Dow Rolling Contract
Thankfully, we had no sell level in the Dow this week with the market now trading over 1500 points higher from where we were last Monday morning. A change in Administration is not going to change the buy the dip mentality anytime soon. The only difference is the Trump Admin are coming to power with valuations at all-time highs. The 50 Day Moving Average for the Dow is just above Wednesday’s closing price at 42350. As a result, I will be a small seller from 43400/43650 with a tight 43895 ‘’Closing Stop’’. If I am taken short, I will have a T/P level at 43210. Ahead of today’s Retail Sales, my only interest in buying the Dow is on a large sell-off to 42600/42850 with a higher 42395 ‘’Closing Stop’’. If I am taken long, I will have a T/P level at 43020.
Cash NASDAQ 100
Thankfully we were not short the NDX yesterday as the market is now trading over 500 points higher from its 20616 low print at 8.30 pm on Tuesday night. The NDX is now overbought. We have resistance from 21300/21470 where a number of Moving Averages are located. I will be a small seller in this area with a 21605 ‘’Closing Stop’’. My only interest in buying the NDX is on a dip lower to 20700/20850 with a higher 20565 ‘’Closing Stop’’. If I am taken short, I will have a T/P level at 21170. If I am taken long, I will have a T/P level at 20980.
March BUND
Frustrating!
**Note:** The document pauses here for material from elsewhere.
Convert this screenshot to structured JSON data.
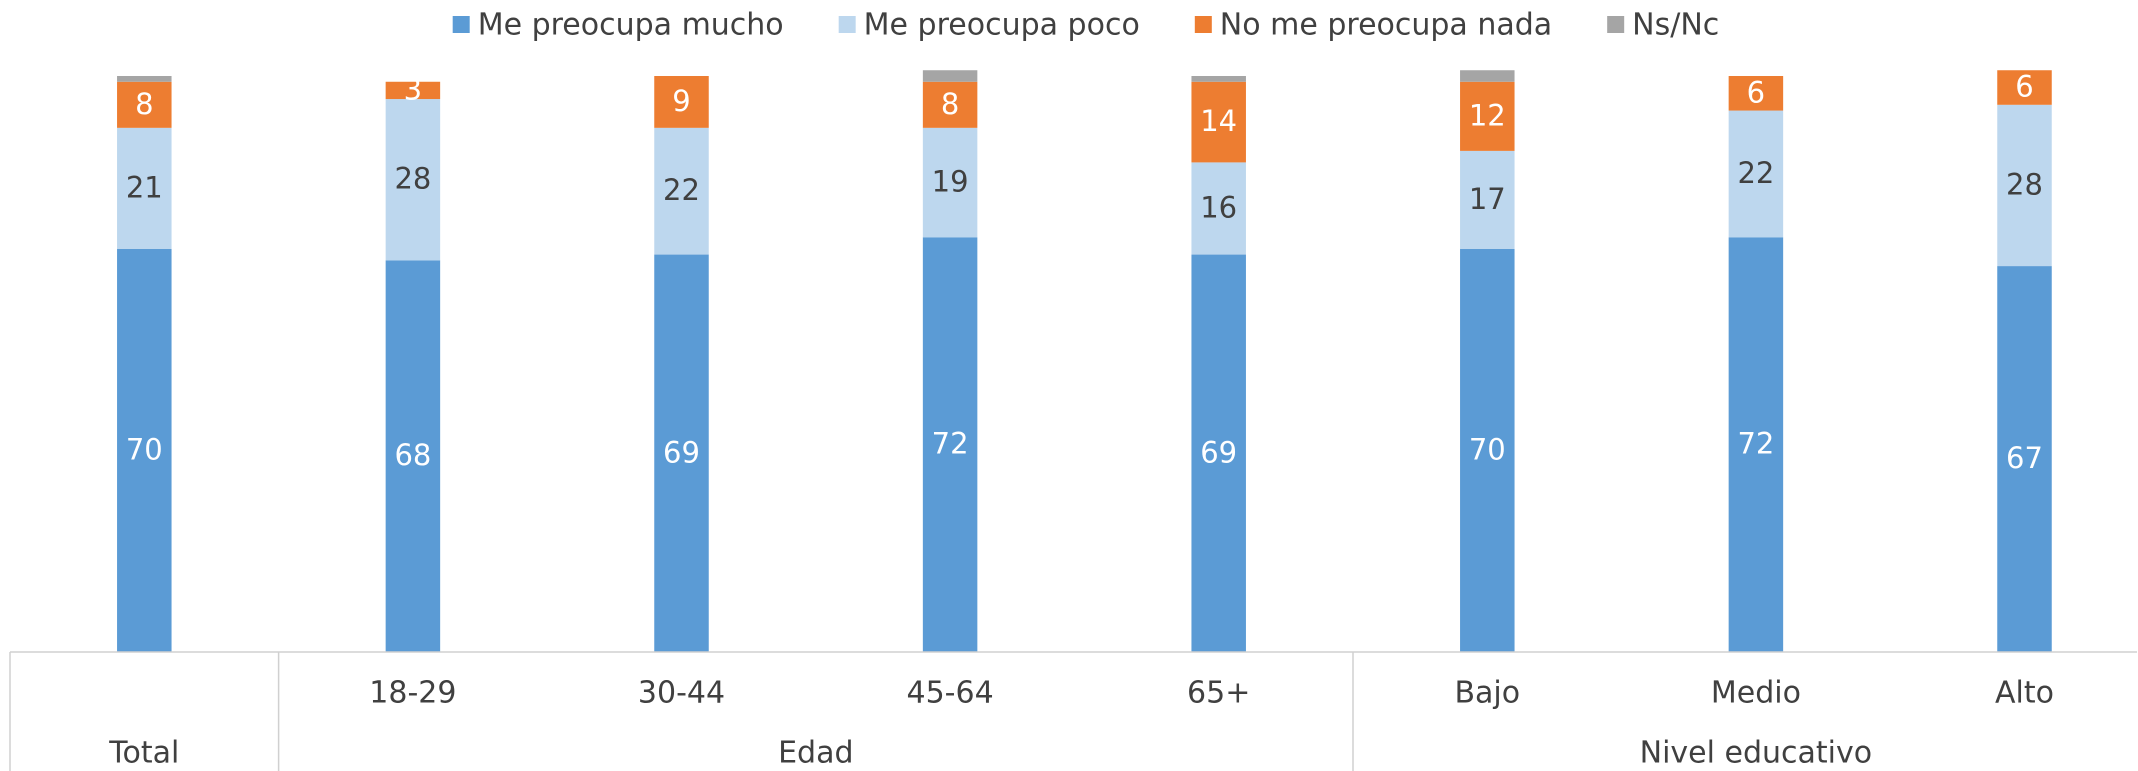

I get stopped of the Bund at 130.65 on Tuesday ahead of yesterday’s CPI print that led to a 120-point rally in which the market rallied without me involved. The Bund closed at 131.47 last night. The Bund is still oversold despite Wednesday’s rally. We have short-term support below from 130.00/130.80. I will now raise my buy level to this area with a higher 129.15 ‘’Closing Stop’’. If I am taken long, I will have a T/P level at 131.60
Gold Rolling Contract
Gold continues to build value above 2650 without me being long. I am still reluctant to chase the price of Gold higher especially given the backdrop of the strong Dollar. Gold has support from 2625/2643. I will move my buy level to this area with a higher 2609 ‘’Closing Stop’’. If I am taken long, I will have a T/P level at 2656
Silver Rolling Contract
My latest average long 30.00 Silver position worked well as the market rallied to my 30.60 T/P level and I am now flat. Today. I will again be a buyer on any further dip lower to 29.70/30.40 with a lower 28.65 ‘’Closing Stop’’. It is still my view that it is only a matter of time before Silver trades back to it May 2011 high at $50. If I am taken long, I will have a T/P level at 31.10.